France, the UK, and Canada had health care spending around 4-6 percent of GDP when they created their national health plans. The share of German GDP in the health sector when it originated a national health service in the 1880s was around 1 to 1.5 percent of GDP. These nations did not demolish a large sector of their economy to create a new health care system.
Health care spending in the United States is around 17.6 percent of GDP. A progressive health care plan that created a single or dominant insurance payer would disrupt a large sector of the economy.
The Medicare-for-All approach would eliminate existing large private health insurance companies like United Health. This could be challenged on constitutional grounds, as discussed here.
Compensation rates would have to quickly drop leaving households with health care providers little time to adapt to substantially lower income.
The progressives have not proposed a way to implement a quick smooth transition to the creation of a health care system with a single or dominant public insurance firm.
Economic and Fiscal Sustainability:
The creation of a public health insurance plan, fully or mostly funded by taxpayers, would exacerbate an already volatile fiscal process. All of the parameters of the new federal health plan, -- premiums, out-of-pocket cost sharing, medical necessity decisions, procedures for adjudicating claims – could be revisited every annual budget discussion and considered every time there was debate on a government closure or the debt limit.
Most recently, the Trump Administration dismantled many of the reforms impacting state exchange health insurance markets and Medicaid implemented during the Biden Administration. Go here.
The creation of a single or dominant health insurance payer could result in Congress changing health care benefits and outcomes for every household in the nation during every budget debate.
The placement of all health parameters impacting health insurance coverage under the control of Congress and the President would exacerbate future fiscal disputes.
Reproductive Rights:
Progressive health care proposals raise a sensitive question about insurance funding for abortions and reproductive services. The proposed legislation includes wording that would repeal the Hyde Amendment and the prohibition against federal funding for abortion.

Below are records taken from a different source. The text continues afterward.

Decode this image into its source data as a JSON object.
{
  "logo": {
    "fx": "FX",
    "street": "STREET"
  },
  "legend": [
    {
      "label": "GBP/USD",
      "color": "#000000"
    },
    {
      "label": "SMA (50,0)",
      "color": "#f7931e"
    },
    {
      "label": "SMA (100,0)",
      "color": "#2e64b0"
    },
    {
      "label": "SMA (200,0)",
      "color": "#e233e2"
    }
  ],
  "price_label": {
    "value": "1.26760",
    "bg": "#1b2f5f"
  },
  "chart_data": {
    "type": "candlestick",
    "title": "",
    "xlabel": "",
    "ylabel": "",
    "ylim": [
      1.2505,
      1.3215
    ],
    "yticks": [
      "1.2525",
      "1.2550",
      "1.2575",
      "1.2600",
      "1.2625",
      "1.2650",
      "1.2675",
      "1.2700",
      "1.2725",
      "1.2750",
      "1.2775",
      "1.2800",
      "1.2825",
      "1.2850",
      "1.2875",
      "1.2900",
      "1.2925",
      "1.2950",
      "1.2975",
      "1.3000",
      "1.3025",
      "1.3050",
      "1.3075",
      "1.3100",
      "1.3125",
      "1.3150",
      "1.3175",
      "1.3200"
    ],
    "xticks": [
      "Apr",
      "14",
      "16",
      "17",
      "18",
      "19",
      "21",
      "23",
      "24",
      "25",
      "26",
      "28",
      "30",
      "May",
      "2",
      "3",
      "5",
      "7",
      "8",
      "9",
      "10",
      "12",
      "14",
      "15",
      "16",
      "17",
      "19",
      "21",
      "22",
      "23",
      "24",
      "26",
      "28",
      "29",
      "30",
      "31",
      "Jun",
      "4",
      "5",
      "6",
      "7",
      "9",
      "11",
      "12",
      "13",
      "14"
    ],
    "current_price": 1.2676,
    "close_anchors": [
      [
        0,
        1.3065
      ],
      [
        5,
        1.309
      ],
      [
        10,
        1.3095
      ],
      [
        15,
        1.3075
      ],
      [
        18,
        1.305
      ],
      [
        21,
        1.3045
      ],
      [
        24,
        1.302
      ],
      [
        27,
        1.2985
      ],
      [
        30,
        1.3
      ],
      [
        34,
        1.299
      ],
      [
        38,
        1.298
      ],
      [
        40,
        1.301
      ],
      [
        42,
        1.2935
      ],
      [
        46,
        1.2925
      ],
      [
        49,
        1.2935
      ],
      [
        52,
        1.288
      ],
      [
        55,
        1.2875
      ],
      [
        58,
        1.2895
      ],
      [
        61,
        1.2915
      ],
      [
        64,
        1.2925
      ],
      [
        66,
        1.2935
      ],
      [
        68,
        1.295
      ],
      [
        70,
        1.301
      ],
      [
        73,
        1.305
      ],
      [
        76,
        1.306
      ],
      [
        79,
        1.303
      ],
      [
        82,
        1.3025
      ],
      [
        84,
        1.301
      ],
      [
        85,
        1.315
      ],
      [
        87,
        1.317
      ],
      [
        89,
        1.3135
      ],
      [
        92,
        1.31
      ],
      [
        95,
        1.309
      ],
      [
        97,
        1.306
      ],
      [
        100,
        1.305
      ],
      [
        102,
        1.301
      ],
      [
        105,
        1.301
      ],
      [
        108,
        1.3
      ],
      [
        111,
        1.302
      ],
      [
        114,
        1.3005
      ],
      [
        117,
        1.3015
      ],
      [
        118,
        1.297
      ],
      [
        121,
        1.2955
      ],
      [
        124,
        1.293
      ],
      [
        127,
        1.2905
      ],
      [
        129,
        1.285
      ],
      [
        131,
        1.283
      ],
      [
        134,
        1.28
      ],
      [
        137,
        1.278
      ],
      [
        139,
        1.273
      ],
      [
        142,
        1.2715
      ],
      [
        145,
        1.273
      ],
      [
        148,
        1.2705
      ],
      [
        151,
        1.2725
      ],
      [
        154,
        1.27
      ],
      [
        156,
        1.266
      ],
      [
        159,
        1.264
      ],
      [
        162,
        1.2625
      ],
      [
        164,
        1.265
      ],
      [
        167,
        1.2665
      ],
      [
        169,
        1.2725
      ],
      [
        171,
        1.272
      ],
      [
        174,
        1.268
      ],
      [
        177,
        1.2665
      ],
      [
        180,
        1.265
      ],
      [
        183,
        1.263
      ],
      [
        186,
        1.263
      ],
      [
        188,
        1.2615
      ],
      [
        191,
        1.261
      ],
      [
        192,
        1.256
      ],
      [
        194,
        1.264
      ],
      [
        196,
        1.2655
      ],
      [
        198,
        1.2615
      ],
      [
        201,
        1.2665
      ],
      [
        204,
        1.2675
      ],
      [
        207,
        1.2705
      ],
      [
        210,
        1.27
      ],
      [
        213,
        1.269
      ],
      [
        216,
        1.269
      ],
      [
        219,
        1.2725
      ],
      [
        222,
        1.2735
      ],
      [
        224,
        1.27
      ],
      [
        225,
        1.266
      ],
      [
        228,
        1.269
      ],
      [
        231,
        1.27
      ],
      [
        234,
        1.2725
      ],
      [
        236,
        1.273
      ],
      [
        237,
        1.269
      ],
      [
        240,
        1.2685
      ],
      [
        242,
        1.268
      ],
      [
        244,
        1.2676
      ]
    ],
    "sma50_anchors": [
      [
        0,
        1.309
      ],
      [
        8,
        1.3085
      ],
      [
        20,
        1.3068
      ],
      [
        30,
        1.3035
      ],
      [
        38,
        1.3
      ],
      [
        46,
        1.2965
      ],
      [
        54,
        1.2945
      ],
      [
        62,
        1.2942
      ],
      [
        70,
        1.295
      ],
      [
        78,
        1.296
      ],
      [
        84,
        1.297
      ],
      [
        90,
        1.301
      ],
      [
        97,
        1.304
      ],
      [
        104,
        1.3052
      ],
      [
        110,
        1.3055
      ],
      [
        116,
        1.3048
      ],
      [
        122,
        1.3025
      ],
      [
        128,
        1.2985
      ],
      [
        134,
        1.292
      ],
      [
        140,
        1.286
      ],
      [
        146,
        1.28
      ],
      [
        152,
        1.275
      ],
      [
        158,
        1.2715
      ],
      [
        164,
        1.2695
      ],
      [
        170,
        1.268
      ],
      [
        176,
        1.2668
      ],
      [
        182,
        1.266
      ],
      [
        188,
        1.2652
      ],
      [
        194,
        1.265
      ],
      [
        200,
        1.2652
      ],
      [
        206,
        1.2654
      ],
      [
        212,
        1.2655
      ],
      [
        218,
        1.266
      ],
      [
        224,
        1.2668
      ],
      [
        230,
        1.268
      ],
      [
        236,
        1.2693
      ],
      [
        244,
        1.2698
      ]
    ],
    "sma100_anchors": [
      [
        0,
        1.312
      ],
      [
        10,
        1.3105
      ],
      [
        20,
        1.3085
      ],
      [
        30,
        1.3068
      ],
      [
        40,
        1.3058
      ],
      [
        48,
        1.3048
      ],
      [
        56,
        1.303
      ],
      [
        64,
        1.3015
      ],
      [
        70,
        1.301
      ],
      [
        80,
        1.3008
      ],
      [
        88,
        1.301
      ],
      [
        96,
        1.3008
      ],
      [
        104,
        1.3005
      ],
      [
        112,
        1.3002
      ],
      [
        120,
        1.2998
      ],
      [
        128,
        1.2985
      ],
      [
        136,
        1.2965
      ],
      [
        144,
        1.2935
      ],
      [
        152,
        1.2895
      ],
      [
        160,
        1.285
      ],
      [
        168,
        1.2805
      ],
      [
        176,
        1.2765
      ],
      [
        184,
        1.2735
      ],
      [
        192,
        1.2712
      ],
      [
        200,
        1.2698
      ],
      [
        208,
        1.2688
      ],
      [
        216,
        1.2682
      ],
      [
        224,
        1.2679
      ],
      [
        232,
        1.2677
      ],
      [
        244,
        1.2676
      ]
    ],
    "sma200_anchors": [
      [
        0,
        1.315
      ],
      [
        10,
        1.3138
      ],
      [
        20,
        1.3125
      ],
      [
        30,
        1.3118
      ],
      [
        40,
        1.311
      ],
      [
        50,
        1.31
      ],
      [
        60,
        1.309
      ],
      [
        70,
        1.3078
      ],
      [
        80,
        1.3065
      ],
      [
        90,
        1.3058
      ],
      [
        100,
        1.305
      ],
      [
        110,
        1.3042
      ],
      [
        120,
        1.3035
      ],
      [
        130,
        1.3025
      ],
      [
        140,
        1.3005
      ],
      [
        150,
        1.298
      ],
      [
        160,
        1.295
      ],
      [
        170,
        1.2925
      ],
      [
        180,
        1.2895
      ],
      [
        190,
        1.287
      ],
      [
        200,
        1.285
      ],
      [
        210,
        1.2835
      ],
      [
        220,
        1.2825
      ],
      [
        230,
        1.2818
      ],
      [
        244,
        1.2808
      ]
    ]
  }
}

Note, however, the Hyde amendment still exists. No congress has been able to repeal it. The recent tax bill included a provision that eliminated Medicaid funding for abortion. The votes for guaranteeing insurance funds for abortion don’t exist in Congress and even if it was enacted as written in the proposed legislation any future Congress could eliminate this right. Progressive efforts to provide insurance funds for abortion under a public health insurance plan would put all insurance funds for abortion at risk when Congress shifted right.
Conclusions
Despite these limitations and impediments, the progressive wing of the Democratic party remains committed to Medicare for All. The Medicare-for-all bill sponsored by Senator Bernie Sanders, Pramila Jayapal and Debbie Dingell was reintroduced in the Senate on April, 29 2025.
This approach would result in some people becoming worse off.
The approach is disruptive to the economy during a transition and the fiscal process over the long term.
It serves more to inspire and motivate the progressive wing of the Democratic party and is not a serious attempt to improve health insurance outcomes and health care in the United States.